After receiving record grant, KU research team set to roll out school reform model

A school reform pilot program spearheaded by Kansas University researchers and funded by the largest grant in KU history is set to begin in 64 schools in five states this fall.

The School-wide Integrated Framework for Transformation Center, or SWIFT Center, won a $24.5 million grant last fall to implement its reform framework in the United States. This week the center announced which states would be testing grounds for the reforms: Maryland, Mississippi, Oregon, New Hampshire and Vermont, with New Hampshire and Vermont treated as a single district.

Wayne Sailor, a professor of special education at KU and director of the SWIFT Center, said that his team narrowed the list to the five states based on their need, the ability of the state to apply the reforms across all its districts, and the state’s general excitement about the program.

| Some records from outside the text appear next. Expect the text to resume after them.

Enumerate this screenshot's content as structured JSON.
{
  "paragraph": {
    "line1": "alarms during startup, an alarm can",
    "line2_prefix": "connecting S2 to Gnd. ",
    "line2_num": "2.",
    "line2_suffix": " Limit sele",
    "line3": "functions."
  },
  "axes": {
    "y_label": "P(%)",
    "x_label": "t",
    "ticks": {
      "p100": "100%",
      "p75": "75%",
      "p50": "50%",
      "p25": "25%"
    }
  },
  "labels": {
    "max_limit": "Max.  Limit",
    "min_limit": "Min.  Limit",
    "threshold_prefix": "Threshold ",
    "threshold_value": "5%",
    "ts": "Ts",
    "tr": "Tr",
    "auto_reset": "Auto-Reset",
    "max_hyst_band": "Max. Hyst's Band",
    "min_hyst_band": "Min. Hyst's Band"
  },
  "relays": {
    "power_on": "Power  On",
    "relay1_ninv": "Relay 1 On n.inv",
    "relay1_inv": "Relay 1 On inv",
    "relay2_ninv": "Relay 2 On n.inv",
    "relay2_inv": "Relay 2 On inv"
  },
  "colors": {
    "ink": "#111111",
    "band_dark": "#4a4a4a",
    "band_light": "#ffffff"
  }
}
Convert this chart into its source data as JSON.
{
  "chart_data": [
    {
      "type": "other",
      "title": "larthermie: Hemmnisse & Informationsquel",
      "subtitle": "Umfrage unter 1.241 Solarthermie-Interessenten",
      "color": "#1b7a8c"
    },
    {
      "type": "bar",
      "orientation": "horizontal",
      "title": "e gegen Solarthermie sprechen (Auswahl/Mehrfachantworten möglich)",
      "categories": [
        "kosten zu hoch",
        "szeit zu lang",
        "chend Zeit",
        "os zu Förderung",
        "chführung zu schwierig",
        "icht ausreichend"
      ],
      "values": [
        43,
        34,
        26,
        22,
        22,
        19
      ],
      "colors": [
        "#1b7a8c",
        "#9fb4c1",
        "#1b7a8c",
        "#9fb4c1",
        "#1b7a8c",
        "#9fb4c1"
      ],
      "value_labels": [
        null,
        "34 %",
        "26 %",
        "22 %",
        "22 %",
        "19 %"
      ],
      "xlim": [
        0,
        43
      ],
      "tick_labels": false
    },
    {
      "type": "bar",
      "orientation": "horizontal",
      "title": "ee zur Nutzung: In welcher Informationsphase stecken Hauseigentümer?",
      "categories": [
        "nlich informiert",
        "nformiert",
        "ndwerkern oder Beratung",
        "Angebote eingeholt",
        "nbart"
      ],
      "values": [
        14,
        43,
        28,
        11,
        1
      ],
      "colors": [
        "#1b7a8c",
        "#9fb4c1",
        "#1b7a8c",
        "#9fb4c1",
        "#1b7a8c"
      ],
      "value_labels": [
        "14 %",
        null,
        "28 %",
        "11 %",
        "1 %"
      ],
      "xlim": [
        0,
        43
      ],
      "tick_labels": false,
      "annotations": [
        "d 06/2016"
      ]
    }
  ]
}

The reforms are largely aimed at deconstructing what Sailor calls “silos” of resources within schools and districts. Silos can include classrooms, funds or staff directed toward a particular group of students. Sailor points out that this model has done a “dismal” job of serving the children it is intended to serve, many of them students with special needs.

So Sailor’s team begins from the premise of doing away with these Silos. “Why not open up resources to all kids?” Sailor asks.

Instead of grouping children together by need or ability and spending money and labor determining who is eligible for which resource, the program tries to unlock earmarked resources and get every person connected to the school involved in the education process, from parents to security to support staff.

“You go into a ‘transformed’ school and it doesn’t look anything like what you see in education today,” Sailor said. That means no special education classes, no gifted classes, no group-specific division of classrooms or resources at all.

Sailor’s hopes for the program are high. “We’re really jazzed about it,” he said. “It’s the right time, right place, right people.”